И Саше живо представилось, как сидят сейчас в городском дворе его друзья и прикидывают, куда лучше податься.

«Может, в кино? — предлагает Петька, готовый сутками не вылезать из кинотеатра. — В «Радуге» сегодня «Неуловимых» крутят!»

Мишка недовольно морщит веснушчатый нос:

«Лучше на озеро! Я вчера там во-о каких карасей наловил!»

«Нет, давайте в парк махнём! — перебивает их нетерпеливый Лёнька, блестя тёмными глазами. Там такие аттракционы установили — закачаешься!»

Саша тряхнул головой и поплелся к тёткиной хате: не радовали его больше ни аист, ни речка в зарослях ивняка, ни даже замок…

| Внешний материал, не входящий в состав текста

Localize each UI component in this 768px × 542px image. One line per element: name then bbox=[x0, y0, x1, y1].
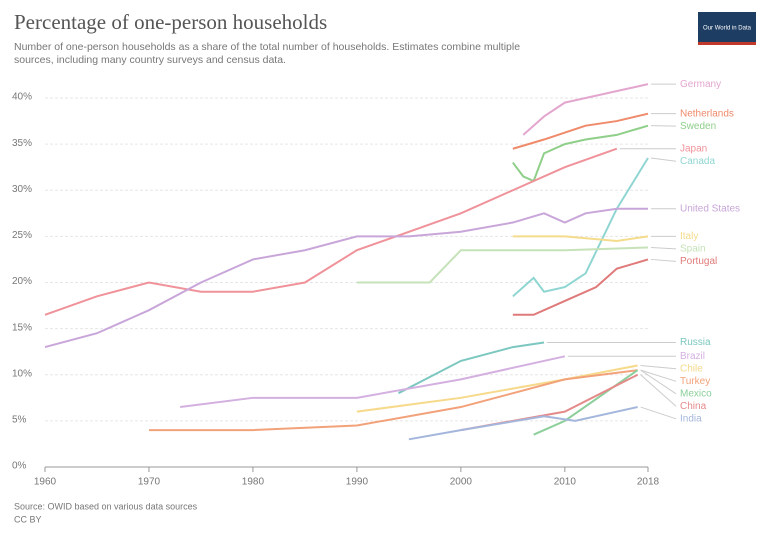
label-connector bbox=[650, 125, 677, 127]
x-tick-label: 2000 bbox=[450, 477, 473, 488]
logo-box[interactable] bbox=[698, 12, 756, 44]
series-line bbox=[512, 157, 649, 298]
label-connector bbox=[640, 374, 677, 407]
y-tick-label: 10% bbox=[12, 368, 32, 379]
series-line bbox=[356, 364, 638, 413]
label-connector bbox=[650, 246, 677, 250]
x-tick-label: 2018 bbox=[637, 477, 660, 488]
series-line bbox=[522, 83, 649, 136]
legend-label: India bbox=[680, 413, 702, 424]
series-line bbox=[512, 124, 649, 183]
x-tick-label: 1990 bbox=[346, 477, 369, 488]
series-line bbox=[356, 246, 649, 284]
legend-label: Canada bbox=[680, 156, 715, 167]
legend-label: Turkey bbox=[680, 376, 710, 387]
series-line bbox=[398, 341, 545, 395]
legend-label: United States bbox=[680, 203, 740, 214]
legend-label: Portugal bbox=[680, 256, 717, 267]
legend-label: Sweden bbox=[680, 121, 716, 132]
x-tick-label: 2010 bbox=[554, 477, 577, 488]
y-tick-label: 40% bbox=[12, 92, 32, 103]
legend-label: Germany bbox=[680, 79, 721, 90]
logo-stripe bbox=[698, 42, 756, 45]
logo[interactable]: Our World in Data bbox=[703, 26, 752, 32]
legend-label: China bbox=[680, 401, 707, 412]
series-line bbox=[512, 235, 649, 242]
chart-subtitle: sources, including many country surveys … bbox=[14, 54, 286, 66]
legend-label: Mexico bbox=[680, 388, 712, 399]
legend-label: Spain bbox=[680, 244, 706, 255]
series-line bbox=[512, 112, 649, 150]
license: CC BY bbox=[14, 514, 42, 524]
legend-label: Italy bbox=[680, 231, 698, 242]
x-tick-label: 1980 bbox=[242, 477, 265, 488]
x-tick-label: 1960 bbox=[34, 477, 57, 488]
y-tick-label: 35% bbox=[12, 138, 32, 149]
label-connector bbox=[650, 258, 677, 262]
y-tick-label: 20% bbox=[12, 276, 32, 287]
legend-label: Japan bbox=[680, 143, 707, 154]
legend-label: Brazil bbox=[680, 351, 705, 362]
y-tick-label: 30% bbox=[12, 184, 32, 195]
y-tick-label: 15% bbox=[12, 322, 32, 333]
x-tick-label: 1970 bbox=[138, 477, 161, 488]
legend-label: Chile bbox=[680, 363, 703, 374]
series-line bbox=[44, 207, 648, 349]
source: Source: OWID based on various data sourc… bbox=[14, 501, 198, 511]
legend-label: Russia bbox=[680, 337, 711, 348]
y-tick-label: 25% bbox=[12, 230, 32, 241]
label-connector bbox=[640, 365, 677, 370]
label-connector bbox=[640, 369, 677, 395]
legend-label: Netherlands bbox=[680, 108, 734, 119]
label-connector bbox=[640, 369, 677, 382]
label-connector bbox=[640, 406, 677, 420]
chart-subtitle: Number of one-person households as a sha… bbox=[14, 41, 520, 53]
series-line bbox=[512, 258, 649, 316]
series-line bbox=[148, 369, 638, 432]
chart-title: Percentage of one-person households bbox=[14, 10, 327, 34]
series-line bbox=[44, 147, 618, 316]
series-line bbox=[533, 369, 639, 436]
series-line bbox=[180, 355, 566, 409]
y-tick-label: 0% bbox=[12, 461, 27, 472]
y-tick-label: 5% bbox=[12, 415, 27, 426]
series-line bbox=[408, 406, 638, 441]
label-connector bbox=[650, 157, 677, 162]
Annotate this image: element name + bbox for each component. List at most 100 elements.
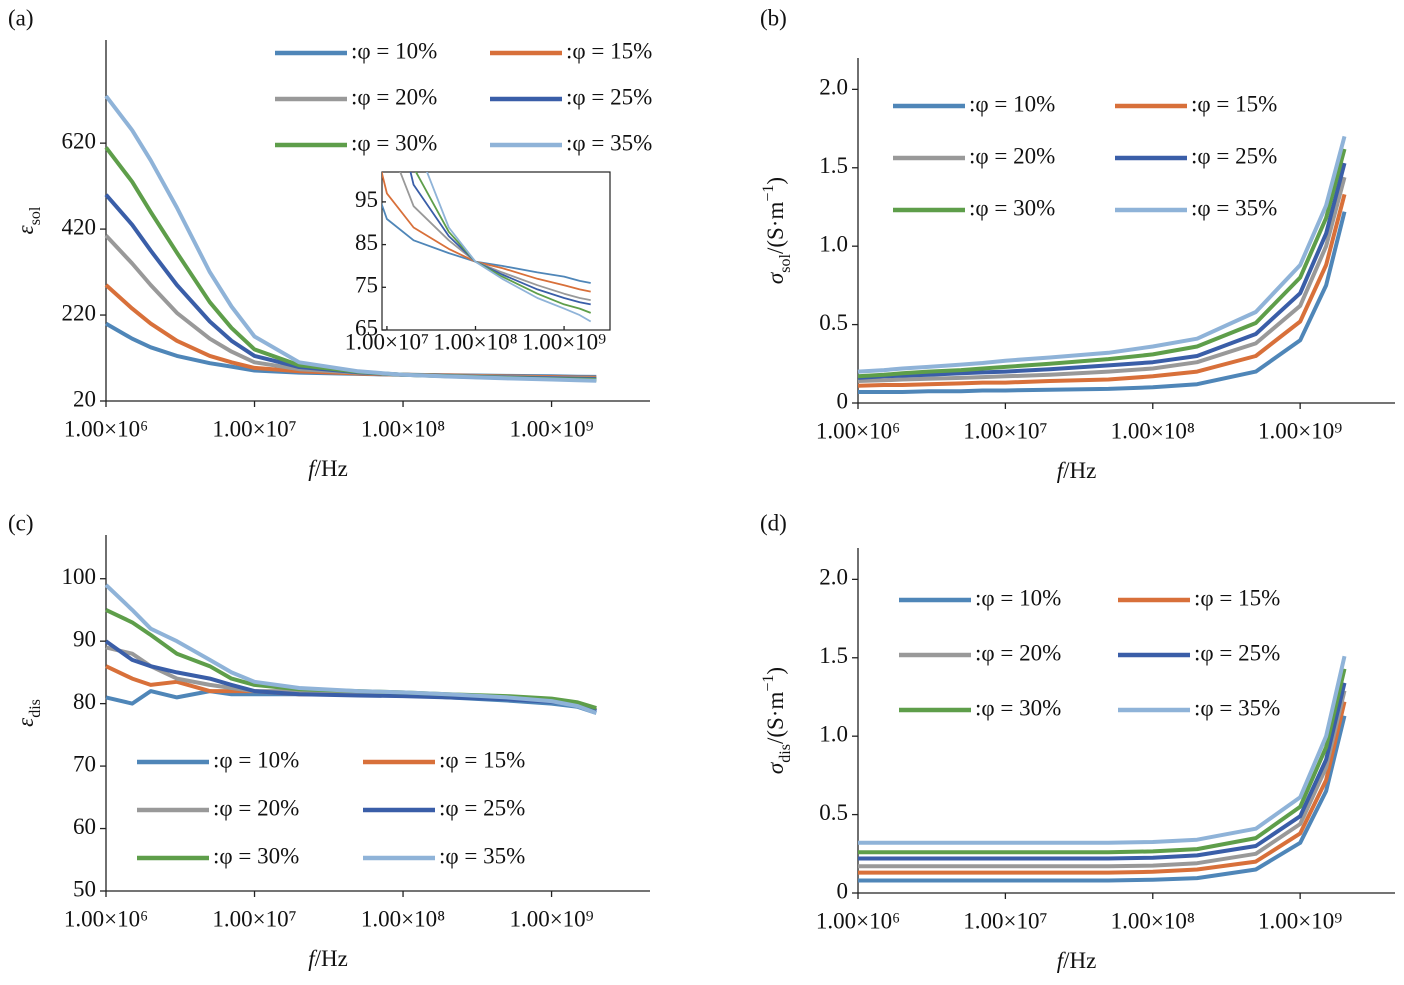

Во дворе он споткнулся о лейку, в раздражении подфутболил её и… холодная струя воды обдала его с головы до ног!

Проклятая лейка! От неожиданности Саша, взмахнув руками, шлёпнулся на траву, и мирно бродившие невдалеке куры, кудахча, разлетелись в разные стороны. Только петух, не испугавшись, воинственно распустил на шее ожерелье разноцветных перьев и ловко клюнул его в руку.

Саша вскочил, с досадой потёр руку. «Не-ет, с меня хватит! Уеду не сегодня-завтра, — твёрдо решил он, направляясь к дому, и призадумался. — Вот чем бы только тётю Глашу испугать? Может, объявить голодовку? Тетя перепугается, сразу сообщит домой, что племянник, мол, на краю гибели, мама примчится и заберёт меня!»

И тут ему нестерпимо захотелось есть. Аж в животе заурчало.

«Ну, — размышлял Саша, — голодать можно и не так уж, чтоб совсем ничего не есть. Можно и калача попробовать, и молока из кринки хлебнуть. А свалить всё на кота. Кот у тёти ужасно нахальный! Но от ежедневной еды — от всяких там обедов и ужинов, он будет отказываться. Решено!»

И Саша, весело насвистывая, отправился в разведку.

На кухне уже вовсю топилась плита. Весело потрескивали берёзовые полешки. На сковороде фырчали в масле драники. От них шёл такой густой и вкусный запах, что Саша поспешно проглотил слюну.

— Понравилось тебе у нас, Сашенька? — ласково спросила тётя Глаша.

— Ещё как! — мрачно заявил Саша. — От кур ваших ни сна, ни прохода нету…

Тётя Глаша улыбнулась.

— Ничего, привыкнешь! Ещё уезжать не захочешь. Ну, а теперь мой-ка руки да за стол! Я тебе сейчас драничков положу, горяченьких, пальчики оближешь!

Отвернувшись к рукомойнику, Саша с сожалением вздохнул:

— Спасибо, тётя Глаша! Я ведь драников не ем.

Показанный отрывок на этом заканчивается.